La difficulté était grande de tromper l’attente universelle. Il visita les ports, la côte ; ce fut tout.
Ce qui permit en partie ce singulier revirement, et porta les regards ailleurs, ce fut la crise de Prairial. Les jacobins, auxiliaires du Directoire contre les royalistes, et l’aidant à les réprimer, deviennent exigeants ; ils réclament pour eux-mêmes les terres promises aux soldats.
Le Directoire n’était nullement ennemi des partis avancés. Il élargit ceux des accusés de Grenelle qui étaient encore en prison ; mais il ferma les clubs où l’on professait ces partages, qui auraient empêché la vente des biens nationaux, c’est-à-dire coupé les vivres à l’État. Le Directoire, persistant à défendre tous les peuples qui s’affranchissaient, devait s’attendre au renouvellement de la grande guerre européenne. Ceux qui, dans ce moment, décréditaient les biens nationaux et les mettaient à rien brisaient l’épée de la révolution. L’Assemblée profita du droit qu’elle avait d’examiner les nouvelles élections et de s’épurer elle-même, comme le dirent Chénier et les vrais patriotes. Elle cassa soixante élections de ces prétendus jacobins dont le babouvisme réel eût désarmé la France et bien servi l’Autriche.
Il faut le dire aussi, un grand vent semblait pousser l’humanité, les deux grandes nations, vers l’Orient.
La lassitude de l’Europe était extrême. L’Angleterre depuis 1760 avait conquis le monde, ajourné toute idée, était appesantie sur l’Inde. La France, à travers ses tragédies intérieures et son épopée militaire, s’usait à l’œuvre illimitée de l’affranchissement universel. C’est à ce moment de fatigue que le grand enchanteur lui montra l’inconnu, l’Asie, l’Égypte, et le réveil d’un monde.
Ce n’était pas une conquête ordinaire, ouverte à la cupidité, mais l’espoir fantastique, sublime, d’une résurrection.
Ce ne fut pas à la chaussée d’Antin, dans la petite maison de Joséphine, rue Chantereine, aujourd’hui rue de la Victoire, que cette grande entreprise se prépara, mais dans le Paris de la rive gauche, bien moins distrait, plus imaginatif.
Ce Paris de la rive gauche offrait en descendant vers l’ouest tous nos établissements militaires : Invalides, ministère de la guerre, et son école, l’École polytechnique, ardent foyer d’enthousiasme alors, comme était (en remontant vers l’est) l’École de médecine, et celle du Muséum d’histoire naturelle. Ces écoles allaient fournir aux grandes guerres un peuple de médecins, d’ingénieurs, de savants en tous genres.

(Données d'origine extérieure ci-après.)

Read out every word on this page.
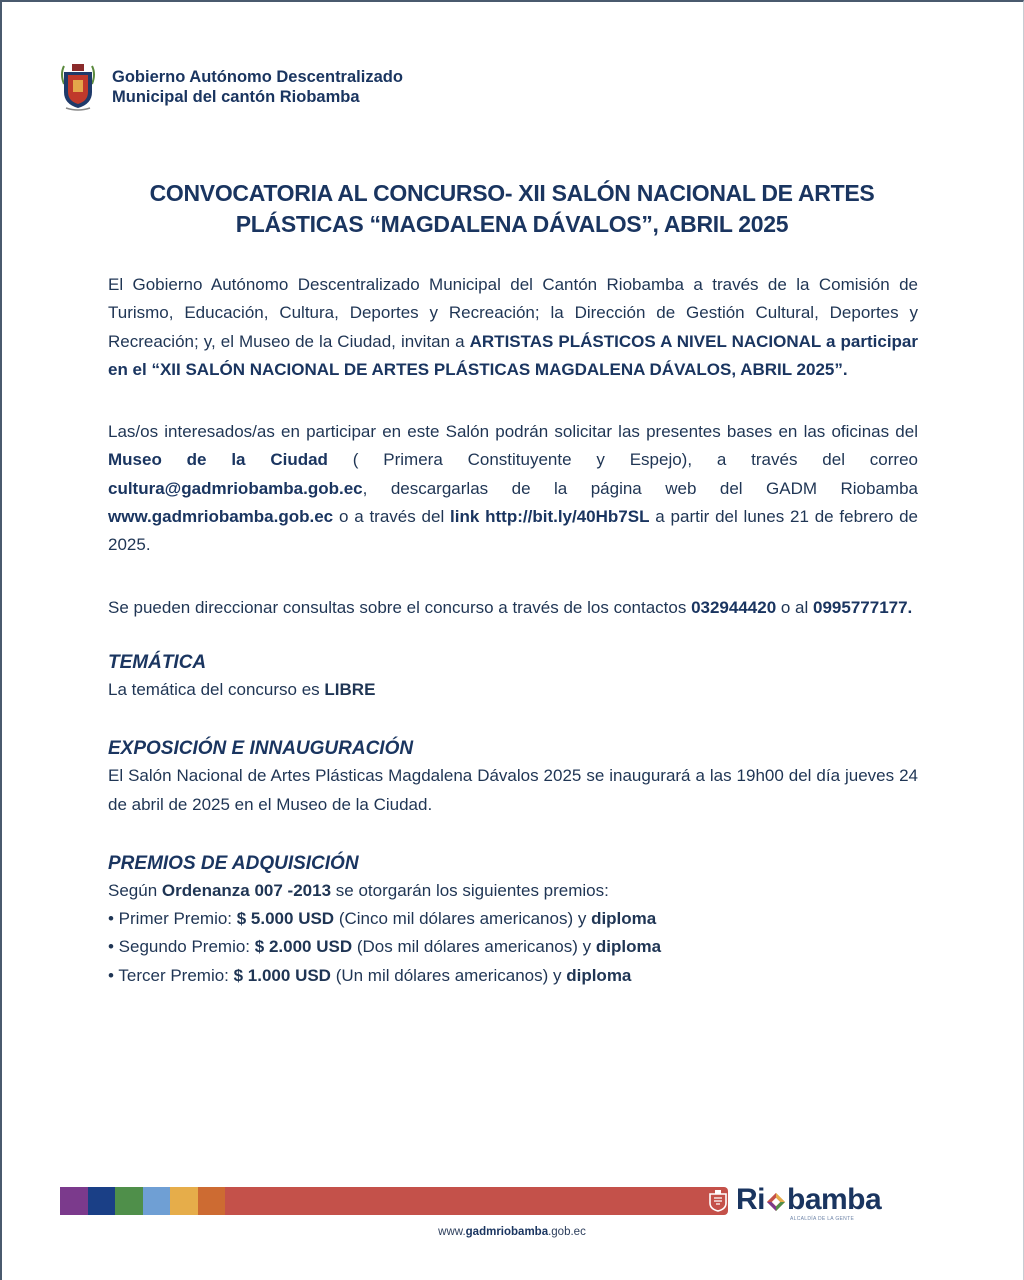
Gobierno Autónomo Descentralizado
Municipal del cantón Riobamba
CONVOCATORIA AL CONCURSO- XII SALÓN NACIONAL DE ARTES
PLÁSTICAS “MAGDALENA DÁVALOS”, ABRIL 2025

El Gobierno Autónomo Descentralizado Municipal del Cantón Riobamba a través de la Comisión de Turismo, Educación, Cultura, Deportes y Recreación; la Dirección de Gestión Cultural, Deportes y Recreación; y, el Museo de la Ciudad, invitan a ARTISTAS PLÁSTICOS A NIVEL NACIONAL a participar en el “XII SALÓN NACIONAL DE ARTES PLÁSTICAS MAGDALENA DÁVALOS, ABRIL 2025”.

Las/os interesados/as en participar en este Salón podrán solicitar las presentes bases en las oficinas del Museo de la Ciudad ( Primera Constituyente y Espejo), a través del correo cultura@gadmriobamba.gob.ec, descargarlas de la página web del GADM Riobamba www.gadmriobamba.gob.ec o a través del link http://bit.ly/40Hb7SL a partir del lunes 21 de febrero de 2025.

Se pueden direccionar consultas sobre el concurso a través de los contactos 032944420 o al 0995777177.

TEMÁTICA

La temática del concurso es LIBRE

EXPOSICIÓN E INNAUGURACIÓN

El Salón Nacional de Artes Plásticas Magdalena Dávalos 2025 se inaugurará a las 19h00 del día jueves 24 de abril de 2025 en el Museo de la Ciudad.

PREMIOS DE ADQUISICIÓN

Según Ordenanza 007 -2013 se otorgarán los siguientes premios:

• Primer Premio: $ 5.000 USD (Cinco mil dólares americanos) y diploma

• Segundo Premio: $ 2.000 USD (Dos mil dólares americanos) y diploma

• Tercer Premio: $ 1.000 USD (Un mil dólares americanos) y diploma

Ri bamba
ALCALDÍA DE LA GENTE
www.gadmriobamba.gob.ec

Au centre siégeait l’Institut, jeune alors ; il se glorifiait de compter parmi ses membres l’habile prestidigitateur qui faisait mouvoir ces ressorts.
A mi-côte de la montagne, dans la belle rue Taranne, étaient établis les bureaux où toute l’expédition se préparait. Là venaient les militaires et les savants. La rue Taranne, limitée d’un côté par la rue des Saint-Pères, offre à l’autre bout, au coin de la rue Saint-Benoît, la glorieuse maison où l’Europe tout entière écouta Diderot, son oracle encyclopédique[77].
[77] La maison de Diderot n’existe plus. Elle vient d’être démolie pour élargir la rue, en faire un boulevard (boulevard Saint-Germain).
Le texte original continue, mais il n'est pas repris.